Partial Retraining Substitute Model for Query-Limited Black-Box Attacks

Black-box attacks against deep neural network (DNN) classifiers are receiving increasing attention because they represent a more practical approach in the real world than white box attacks. In black-box environments, adversaries have limited knowledge regarding the target model. This makes it difficult to estimate gradients for crafting adversarial examples, such that powerful white-box algorithms cannot be directly applied to black-box attacks. Therefore, a well-known black-box attack strategy creates local DNNs, called substitute models, to emulate the target model. The adversaries then craft adversarial examples using the substitute models instead of the unknown target model.
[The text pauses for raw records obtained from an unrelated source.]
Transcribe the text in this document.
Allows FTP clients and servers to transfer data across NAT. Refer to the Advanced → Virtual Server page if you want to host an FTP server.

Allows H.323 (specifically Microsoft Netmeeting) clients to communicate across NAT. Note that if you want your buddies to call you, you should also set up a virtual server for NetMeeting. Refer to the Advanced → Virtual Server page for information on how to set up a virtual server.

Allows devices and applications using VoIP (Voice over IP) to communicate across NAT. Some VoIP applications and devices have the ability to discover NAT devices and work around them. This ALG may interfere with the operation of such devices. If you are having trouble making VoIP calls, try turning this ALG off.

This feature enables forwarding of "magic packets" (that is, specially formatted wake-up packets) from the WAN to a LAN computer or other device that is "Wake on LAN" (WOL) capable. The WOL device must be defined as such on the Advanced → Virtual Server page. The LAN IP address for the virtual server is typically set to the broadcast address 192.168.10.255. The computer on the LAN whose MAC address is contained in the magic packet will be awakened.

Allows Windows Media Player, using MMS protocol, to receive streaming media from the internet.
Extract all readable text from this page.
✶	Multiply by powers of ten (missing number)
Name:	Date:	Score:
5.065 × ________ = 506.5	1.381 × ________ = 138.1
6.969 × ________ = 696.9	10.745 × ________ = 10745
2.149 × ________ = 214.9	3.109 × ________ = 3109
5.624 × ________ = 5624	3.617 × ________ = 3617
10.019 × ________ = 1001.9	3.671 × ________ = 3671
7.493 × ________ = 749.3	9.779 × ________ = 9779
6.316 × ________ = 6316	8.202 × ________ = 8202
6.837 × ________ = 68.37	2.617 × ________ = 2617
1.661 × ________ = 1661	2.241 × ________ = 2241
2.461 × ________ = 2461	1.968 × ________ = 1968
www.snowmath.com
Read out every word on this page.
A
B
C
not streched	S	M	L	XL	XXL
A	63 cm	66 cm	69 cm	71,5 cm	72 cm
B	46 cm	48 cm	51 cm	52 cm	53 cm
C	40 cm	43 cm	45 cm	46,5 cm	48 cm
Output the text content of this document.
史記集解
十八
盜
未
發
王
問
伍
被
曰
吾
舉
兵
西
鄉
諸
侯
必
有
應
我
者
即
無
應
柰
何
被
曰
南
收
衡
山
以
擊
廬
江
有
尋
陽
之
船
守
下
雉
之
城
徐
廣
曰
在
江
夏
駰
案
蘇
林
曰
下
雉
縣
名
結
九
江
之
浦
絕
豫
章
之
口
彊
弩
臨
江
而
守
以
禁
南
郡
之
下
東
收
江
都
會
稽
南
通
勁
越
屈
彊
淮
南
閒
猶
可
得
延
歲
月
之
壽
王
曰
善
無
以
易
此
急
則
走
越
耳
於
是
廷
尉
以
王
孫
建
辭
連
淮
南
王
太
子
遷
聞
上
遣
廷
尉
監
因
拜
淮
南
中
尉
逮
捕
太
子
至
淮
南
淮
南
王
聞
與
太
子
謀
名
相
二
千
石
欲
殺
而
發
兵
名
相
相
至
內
The substitute models repeat the query process and are trained by observing labels from the target model’s responses to queries. However, emulating a target model usually requires numerous queries because new DNNs are trained from the beginning. In this study, we propose a new training method for substitute models to minimize the number of queries. We consider the number of queries as an important factor for practical black-box attacks because real-world systems often restrict queries for security and financial purposes. To decrease the number of queries, the proposed method does not emulate the entire target model and only adjusts the partial classification boundary based on a current attack. Furthermore, it does not use queries in the pre-training phase and creates queries only in the retraining phase. The experimental results indicate that the proposed method is effective in terms of the number of queries and attack success ratio against MNIST, VGGFace2, and ImageNet classifiers in query-limited black-box environments. Further, we demonstrate a black-box attack against a commercial classifier, Google AutoML Vision.